JP 文字数は400字以内、好ましくは200~400字に収めます。文字数は【要約】の次の行から【選択図】の前行までの文字数をカウントするため、任意で設けた【課題】などの項目に付した左隅付き括弧(【 )から文字数がカウントされます。

US 米国特許実務では要約(Abstract of the Disclosure)150語以内を目安に作成します(※2013年12月18日施行の改正規則1.72にて好ましくは150語以内とされました)。

 

【課題】

JP 明細書の【解決すべき課題】と同じで構いません。

 

【解決手段】

US 日本の法律/特許実務においては、要約の内容が特許発明の技術的範囲の解釈に考慮されることはありませんが(特70条3項)、米国の実務においては、要約(Abstract of the Disclosure)の内容が権利範囲の解釈に用いられ得ます(2003改正規則,37 C.F.R. 1.72)(HILL ROM Co. vs KINETIC CONCEPTS INC., Fed. Cir. 2000)。そのため、米国出願/米国移行時の要約の内容の再考の手間を省くためには、日本出願の段階から請求項1の内容の上位概念を記載しておくことが有用です。また、米国の実務では、要約にsaidなどのクレーム特有の法律用語を記載しないため、日本出願の段階から「前記」の記載は不要です。なお、欧州・中国においては、日本と同様に、要約の記載を権利範囲の解釈に用いることは禁止されています。
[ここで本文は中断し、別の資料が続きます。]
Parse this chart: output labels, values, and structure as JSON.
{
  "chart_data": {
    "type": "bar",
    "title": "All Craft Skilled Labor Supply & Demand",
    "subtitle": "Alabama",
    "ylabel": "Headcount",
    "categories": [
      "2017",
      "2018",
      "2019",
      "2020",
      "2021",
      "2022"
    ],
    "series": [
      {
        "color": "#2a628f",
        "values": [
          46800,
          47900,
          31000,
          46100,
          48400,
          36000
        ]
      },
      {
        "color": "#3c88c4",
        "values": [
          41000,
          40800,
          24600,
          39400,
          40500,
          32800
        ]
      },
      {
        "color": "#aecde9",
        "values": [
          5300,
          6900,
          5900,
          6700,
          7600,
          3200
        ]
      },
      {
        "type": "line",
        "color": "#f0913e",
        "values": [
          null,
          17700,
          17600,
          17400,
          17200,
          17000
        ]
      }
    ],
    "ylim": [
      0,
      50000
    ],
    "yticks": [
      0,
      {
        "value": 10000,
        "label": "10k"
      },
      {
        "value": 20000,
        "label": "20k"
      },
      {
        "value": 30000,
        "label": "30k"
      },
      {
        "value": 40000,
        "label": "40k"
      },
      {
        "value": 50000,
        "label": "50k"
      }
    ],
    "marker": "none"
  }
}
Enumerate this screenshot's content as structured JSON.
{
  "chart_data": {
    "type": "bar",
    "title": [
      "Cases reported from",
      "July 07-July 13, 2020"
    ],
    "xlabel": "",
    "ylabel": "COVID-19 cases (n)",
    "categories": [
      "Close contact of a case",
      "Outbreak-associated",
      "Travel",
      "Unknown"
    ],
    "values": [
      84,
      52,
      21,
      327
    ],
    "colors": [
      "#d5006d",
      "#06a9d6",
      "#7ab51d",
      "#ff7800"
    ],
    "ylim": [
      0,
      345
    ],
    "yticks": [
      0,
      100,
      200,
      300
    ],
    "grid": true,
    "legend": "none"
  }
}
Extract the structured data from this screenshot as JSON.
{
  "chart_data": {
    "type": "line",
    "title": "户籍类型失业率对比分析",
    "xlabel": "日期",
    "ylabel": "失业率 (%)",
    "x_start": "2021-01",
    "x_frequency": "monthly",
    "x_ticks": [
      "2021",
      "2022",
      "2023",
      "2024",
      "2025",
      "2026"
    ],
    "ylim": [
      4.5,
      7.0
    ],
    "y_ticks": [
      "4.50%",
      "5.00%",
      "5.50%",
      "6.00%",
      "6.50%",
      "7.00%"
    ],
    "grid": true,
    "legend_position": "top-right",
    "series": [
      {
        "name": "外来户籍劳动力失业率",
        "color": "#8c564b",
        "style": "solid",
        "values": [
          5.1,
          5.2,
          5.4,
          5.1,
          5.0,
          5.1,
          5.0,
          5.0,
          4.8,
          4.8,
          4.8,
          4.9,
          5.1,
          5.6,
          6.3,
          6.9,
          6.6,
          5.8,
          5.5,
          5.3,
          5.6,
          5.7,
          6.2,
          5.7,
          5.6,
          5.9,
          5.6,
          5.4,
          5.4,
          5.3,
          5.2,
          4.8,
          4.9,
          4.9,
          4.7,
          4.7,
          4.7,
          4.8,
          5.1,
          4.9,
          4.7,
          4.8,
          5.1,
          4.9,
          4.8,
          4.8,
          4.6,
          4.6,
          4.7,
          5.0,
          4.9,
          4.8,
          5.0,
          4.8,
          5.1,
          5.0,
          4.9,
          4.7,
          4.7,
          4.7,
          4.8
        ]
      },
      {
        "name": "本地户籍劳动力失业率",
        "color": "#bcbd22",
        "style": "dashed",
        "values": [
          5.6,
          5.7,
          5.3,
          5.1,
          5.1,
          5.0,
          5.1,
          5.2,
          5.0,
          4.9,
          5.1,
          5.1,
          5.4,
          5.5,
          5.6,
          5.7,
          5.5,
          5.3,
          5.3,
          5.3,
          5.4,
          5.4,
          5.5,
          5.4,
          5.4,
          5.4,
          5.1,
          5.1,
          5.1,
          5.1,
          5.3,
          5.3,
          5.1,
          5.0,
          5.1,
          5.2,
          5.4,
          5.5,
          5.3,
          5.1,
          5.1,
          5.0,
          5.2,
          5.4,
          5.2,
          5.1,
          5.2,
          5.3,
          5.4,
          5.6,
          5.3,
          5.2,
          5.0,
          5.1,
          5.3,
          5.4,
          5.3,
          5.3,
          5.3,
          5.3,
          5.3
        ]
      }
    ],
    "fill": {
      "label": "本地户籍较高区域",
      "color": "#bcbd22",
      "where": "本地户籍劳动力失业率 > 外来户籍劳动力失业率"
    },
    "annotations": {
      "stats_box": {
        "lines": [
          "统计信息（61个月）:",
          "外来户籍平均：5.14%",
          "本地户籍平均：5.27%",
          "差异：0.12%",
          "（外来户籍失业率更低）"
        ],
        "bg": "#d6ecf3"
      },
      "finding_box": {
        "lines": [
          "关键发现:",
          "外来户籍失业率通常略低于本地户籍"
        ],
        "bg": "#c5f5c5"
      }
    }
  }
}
US 米国の実務では、要約書(Abstract of the Disclosure)の内容が権利範囲の解釈に影響するため、日本出願の段階で参照符号を記載していたとしても、米国出願/米国移行時には参照符号を削除する方がよいです。

EP 日本の実務においては、選択図に含まれる参照符号は、内容の理解のために任意に記載して構わないとされていますが、欧州の実務では、図面中の参照符号を括弧内に記載しますので、欧州出願/欧州移行時の修正の手間を省くためには、日本出願の段階から参照符号を記載しておくと後の作業が簡便になります。但し、選択図に含まれる参照符号のみを構成(〇〇部など)の後に括弧で囲まずに記載し、選択図に含まれない参照符号は記載しないようにします。

 

【選択図】/必須項目

JP 【選択図】という項目は必須ですが、ここに図番を記載するか否かは任意とされています。選択図を記載する場合には、発明の特徴を比較的よく表現している図面の図番を1つだけ記載します。一方で、 図面を選択しない場合、または、図面がない場合には、当該箇所に「なし」と記載します。